From $B$'s statement you can quickly figure out that $E$ is a knave, and then the rest trivially follows.

So, for this particular puzzle, no truth-table is needed. Or any formal method, for that matter,

However, other knights and knaves puzzles can be a good less straightforward, and for those, some formal method could be more helpful. In particular, it turns out that Boolean algebra is always good for these Knights and Knaves puzzles! For example, take a look here, where I use boolean algebra to solve a more complicated knights and knaves puzzle.

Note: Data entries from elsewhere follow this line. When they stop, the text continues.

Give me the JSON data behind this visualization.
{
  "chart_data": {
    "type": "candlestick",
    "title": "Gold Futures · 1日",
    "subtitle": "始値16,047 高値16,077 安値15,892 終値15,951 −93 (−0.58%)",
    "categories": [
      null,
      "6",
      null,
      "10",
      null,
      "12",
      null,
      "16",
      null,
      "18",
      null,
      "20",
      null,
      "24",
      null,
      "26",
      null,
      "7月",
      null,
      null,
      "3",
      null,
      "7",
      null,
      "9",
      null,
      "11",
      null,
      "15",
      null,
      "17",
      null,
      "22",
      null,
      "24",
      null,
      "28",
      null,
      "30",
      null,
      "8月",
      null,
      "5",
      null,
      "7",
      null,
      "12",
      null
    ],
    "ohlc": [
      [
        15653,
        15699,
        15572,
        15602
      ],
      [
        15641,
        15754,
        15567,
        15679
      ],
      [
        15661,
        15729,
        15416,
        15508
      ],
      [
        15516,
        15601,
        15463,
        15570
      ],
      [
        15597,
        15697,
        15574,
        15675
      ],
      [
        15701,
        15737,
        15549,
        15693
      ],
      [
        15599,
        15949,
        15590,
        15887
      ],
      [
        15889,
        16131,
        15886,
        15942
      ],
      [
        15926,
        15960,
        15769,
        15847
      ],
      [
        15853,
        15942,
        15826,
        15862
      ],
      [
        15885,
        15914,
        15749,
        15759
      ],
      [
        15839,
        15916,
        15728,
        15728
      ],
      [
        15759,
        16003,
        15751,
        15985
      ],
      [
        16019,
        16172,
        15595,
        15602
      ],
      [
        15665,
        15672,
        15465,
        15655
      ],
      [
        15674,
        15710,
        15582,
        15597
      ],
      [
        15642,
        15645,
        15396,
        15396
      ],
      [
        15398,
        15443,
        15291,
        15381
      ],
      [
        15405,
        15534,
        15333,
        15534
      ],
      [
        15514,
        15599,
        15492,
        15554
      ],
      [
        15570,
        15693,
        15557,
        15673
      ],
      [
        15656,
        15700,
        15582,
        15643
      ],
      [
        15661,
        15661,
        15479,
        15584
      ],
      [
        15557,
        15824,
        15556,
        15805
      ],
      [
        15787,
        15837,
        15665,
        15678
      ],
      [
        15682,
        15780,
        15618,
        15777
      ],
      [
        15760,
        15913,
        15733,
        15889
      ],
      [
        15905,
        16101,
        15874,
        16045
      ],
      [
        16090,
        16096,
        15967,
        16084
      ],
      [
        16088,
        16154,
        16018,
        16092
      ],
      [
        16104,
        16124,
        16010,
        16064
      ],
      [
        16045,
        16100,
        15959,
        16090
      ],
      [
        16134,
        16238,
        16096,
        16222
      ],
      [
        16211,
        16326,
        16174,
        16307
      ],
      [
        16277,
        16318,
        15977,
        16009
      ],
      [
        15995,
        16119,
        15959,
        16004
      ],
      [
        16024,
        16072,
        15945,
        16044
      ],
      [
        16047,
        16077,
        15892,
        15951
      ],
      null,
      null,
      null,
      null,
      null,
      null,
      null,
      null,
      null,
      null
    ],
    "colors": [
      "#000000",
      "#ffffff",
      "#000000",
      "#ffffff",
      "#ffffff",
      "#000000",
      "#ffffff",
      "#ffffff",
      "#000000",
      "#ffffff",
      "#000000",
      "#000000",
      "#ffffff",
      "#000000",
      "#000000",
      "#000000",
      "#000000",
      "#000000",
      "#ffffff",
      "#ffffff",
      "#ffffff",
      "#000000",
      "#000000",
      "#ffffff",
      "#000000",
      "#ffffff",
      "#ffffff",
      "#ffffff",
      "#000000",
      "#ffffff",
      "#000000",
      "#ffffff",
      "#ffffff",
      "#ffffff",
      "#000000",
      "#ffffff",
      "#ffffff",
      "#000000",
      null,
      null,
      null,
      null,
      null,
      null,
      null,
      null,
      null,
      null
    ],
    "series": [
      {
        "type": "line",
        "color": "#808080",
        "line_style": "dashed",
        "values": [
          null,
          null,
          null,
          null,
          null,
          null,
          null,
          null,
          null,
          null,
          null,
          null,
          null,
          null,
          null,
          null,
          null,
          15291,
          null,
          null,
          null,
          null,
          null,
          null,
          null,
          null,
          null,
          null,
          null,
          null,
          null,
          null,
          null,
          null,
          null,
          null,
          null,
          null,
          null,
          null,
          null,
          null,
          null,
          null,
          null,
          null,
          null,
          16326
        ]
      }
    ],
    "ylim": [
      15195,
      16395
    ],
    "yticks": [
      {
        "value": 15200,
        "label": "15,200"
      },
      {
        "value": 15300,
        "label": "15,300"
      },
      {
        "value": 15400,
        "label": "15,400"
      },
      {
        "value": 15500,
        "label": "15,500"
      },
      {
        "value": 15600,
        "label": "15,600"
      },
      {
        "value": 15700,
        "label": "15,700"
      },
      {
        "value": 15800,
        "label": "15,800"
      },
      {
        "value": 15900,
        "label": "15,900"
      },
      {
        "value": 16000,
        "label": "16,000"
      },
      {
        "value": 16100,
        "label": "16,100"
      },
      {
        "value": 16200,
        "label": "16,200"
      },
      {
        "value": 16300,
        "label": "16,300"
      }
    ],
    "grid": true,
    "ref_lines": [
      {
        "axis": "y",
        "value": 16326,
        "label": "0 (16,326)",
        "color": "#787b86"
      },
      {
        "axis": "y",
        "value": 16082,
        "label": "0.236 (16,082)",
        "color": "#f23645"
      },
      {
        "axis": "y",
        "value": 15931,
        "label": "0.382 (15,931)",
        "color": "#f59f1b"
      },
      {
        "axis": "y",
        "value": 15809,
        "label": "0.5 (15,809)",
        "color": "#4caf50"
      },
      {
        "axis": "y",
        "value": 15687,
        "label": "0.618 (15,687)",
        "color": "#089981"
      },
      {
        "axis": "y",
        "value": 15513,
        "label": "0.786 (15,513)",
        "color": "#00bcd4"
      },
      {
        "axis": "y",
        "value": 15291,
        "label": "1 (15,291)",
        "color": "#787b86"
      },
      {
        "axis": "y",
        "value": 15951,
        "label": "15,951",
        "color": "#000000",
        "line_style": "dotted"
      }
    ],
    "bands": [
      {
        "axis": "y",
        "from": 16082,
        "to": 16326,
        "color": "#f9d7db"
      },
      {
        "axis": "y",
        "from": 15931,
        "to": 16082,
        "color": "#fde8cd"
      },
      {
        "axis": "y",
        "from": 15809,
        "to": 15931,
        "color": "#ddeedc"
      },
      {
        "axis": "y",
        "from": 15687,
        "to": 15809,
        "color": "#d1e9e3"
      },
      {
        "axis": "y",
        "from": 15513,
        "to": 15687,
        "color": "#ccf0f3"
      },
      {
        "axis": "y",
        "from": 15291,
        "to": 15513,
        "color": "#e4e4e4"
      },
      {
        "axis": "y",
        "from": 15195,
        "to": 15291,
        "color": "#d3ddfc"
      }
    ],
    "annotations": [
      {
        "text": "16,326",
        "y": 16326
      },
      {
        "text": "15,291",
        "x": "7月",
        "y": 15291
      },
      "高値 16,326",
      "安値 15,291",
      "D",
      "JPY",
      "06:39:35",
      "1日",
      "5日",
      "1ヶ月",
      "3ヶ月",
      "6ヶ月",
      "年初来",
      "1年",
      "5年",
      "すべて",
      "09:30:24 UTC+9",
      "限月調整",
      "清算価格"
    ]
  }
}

Let's see what boolean algebra can do with your puzzle.

Use $A$ to represent the claim that $A$ is a knight ... and use $B$, $C$, $D$, and $E$ accordingly.

Now, $A$ is a knight if and only if what $A$ says is true, and so $A$'s statement that '$D$ is a knight, or $E$ is a knave' can be represented as $A \leftrightarrow (D \lor \neg E)$

There are several ways to express $B$'s claim that $B$ and $E$ are different, but probably the most intuitive is to use $\neg (B \leftrightarrow E)$, and so given $B$'s statement we get:

$B \leftrightarrow \neg (B \leftrightarrow E)$

The rest is straightforward:

$C \leftrightarrow (C \lor \neg E)$

$D \leftrightarrow (A \lor E)$

$E \leftrightarrow (\neg B \lor E)$

Let's work with $B \leftrightarrow \neg (B \leftrightarrow E)$ first. Using a few basic equivalence principles regarding the $\leftrightarrow$, we get:

$B \leftrightarrow \neg (B \leftrightarrow E) \Leftrightarrow$

$B \leftrightarrow (B \leftrightarrow \neg E) \Leftrightarrow$

$(B \leftrightarrow B) \leftrightarrow \neg E \Leftrightarrow$

$\top \leftrightarrow \neg E \Leftrightarrow$

$\neg \top \leftrightarrow \neg \neg E \Leftrightarrow$

$\bot \leftrightarrow E \Leftrightarrow$

$\neg E$

Now use $\top \leftrightarrow \neg E \Leftrightarrow$ and $\bot \leftrightarrow E$ to substitute $\top$ and $\bot$ for any instances of $E$ and $\neg E$ respectively, giving us:

$A \leftrightarrow (D \lor \neg E) \Leftrightarrow A \leftrightarrow (D \lor \top) \Leftrightarrow A \leftrightarrow \top \Leftrightarrow A$

$C \leftrightarrow (C \lor \neg E) \Leftrightarrow C \leftrightarrow (C \lor \top) \Leftrightarrow C \leftrightarrow \top \Leftrightarrow C$

Also, since we now also have $A \leftrightarrow \top$:

$D \leftrightarrow (A \lor E) \Leftrightarrow D \leftrightarrow (\top \lor \bot) \Leftrightarrow D \leftrightarrow \top \Leftrightarrow D$

$E \leftrightarrow (\neg B \lor E) \Leftrightarrow \bot \leftrightarrow (\neg B \lor \bot) \Leftrightarrow \bot \leftrightarrow \neg B \Leftrightarrow \top \leftrightarrow B \Leftrightarrow B$

So there you have it: $A,B,C,D$ are all knights, and $E$ is a knave.

OK, so that was still a good number of steps, but once you get used to this method (especially once you get to know how to 'work' the $\leftrightarrow$), you will be able to do the above taking lots of short-cuts, and do things a lot more quickly.

But more importantly, this boolean algebra method really works well for far more complicated knights and knaves puzzles as well. For example, here is a website that has 382 knights and knaves puzzles, with the number of individuals in the puzzles ranging from 2 to 9. And with that many individuals, truth-tables are obviously no longer very practical, but the puzzles can also be too complicated to figure out without any symbolic method.